I have heard that word all my life.

If.  If. If.

Recently those two single letters have gained in such significance that their weight has become both daunting and  receptive, like  a hopeful optimism before a coming storm.  And yet the storm that is approaching is not one I will truly be able to experience.  An outsider looking in; I am but a son willing the universe to right it’s course so my mother can be healthy.

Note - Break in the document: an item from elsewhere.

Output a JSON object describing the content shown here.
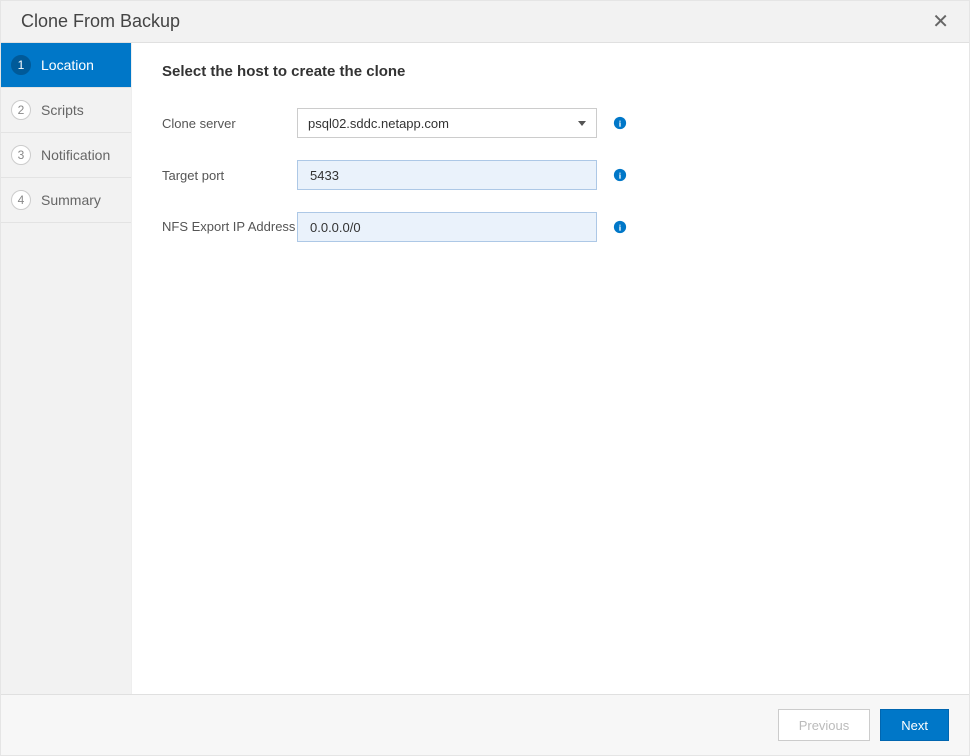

She is a fighter, my mother.  In all my literary journeys, in all my life experiences abroad, my mother has proven to have the intestinal fortitude that many can only hope for.  You wouldn’t know it just by looking at her, of course.  Mother, Martha, Maria, Ms. Rodriguez, Great Aunt Martha, whatever name you hear her answer to, she will always respond with that slight tilt of the head and big smile.  She always smiles.  She always laughs.  It is in her nature to love, it is in her nature to give.  She gives to those she loves.  She gives to those she doesn’t even know.  She even gives to those who speak ill of her.  So, to hear the news that cancer was once again a prominent force in her life hit hard.  The selfish little boy inside didn’t think it fair, “Momma doesn’t deserve this.”  But I learned a long time ago, 6 years and a few weeks, to be exact, that it is not about fairness or those least and most deserving.  Life is how we handle what we are dealt.  It’s not about being fair and just.  I will truly never know how tough it is to beat cancer and then be told you have to go one more round with it.  But I do know that the love for my mother endless and that while I can’t tag-in and take a few of the punches, I can be in her corner.  I can take the road trips to Dallas as needed and stop and buy an ungodly amount of donuts while pretending not to get lost in parts of Denton we had never been.  I can be her proverbial rock and at the same time be her youngest son, the one she gets on to when I say words like sh*t and hell.  Over the past week I’ve said, “It’s not about the ‘me’, it’s about the ‘we’,” not knowing what was in store.  And over the past two days I’ve come to realize the extent of my mother’s love in the lives of the people she has touched.  So many have given, so many have prayed and so many more are waiting in the wings to offer their help.  The family she has is more than blood and I am in awe.  The life she has lived has been one of deep love and this diagnosis is a manageable set back that will only make her stronger.  She is a fighter.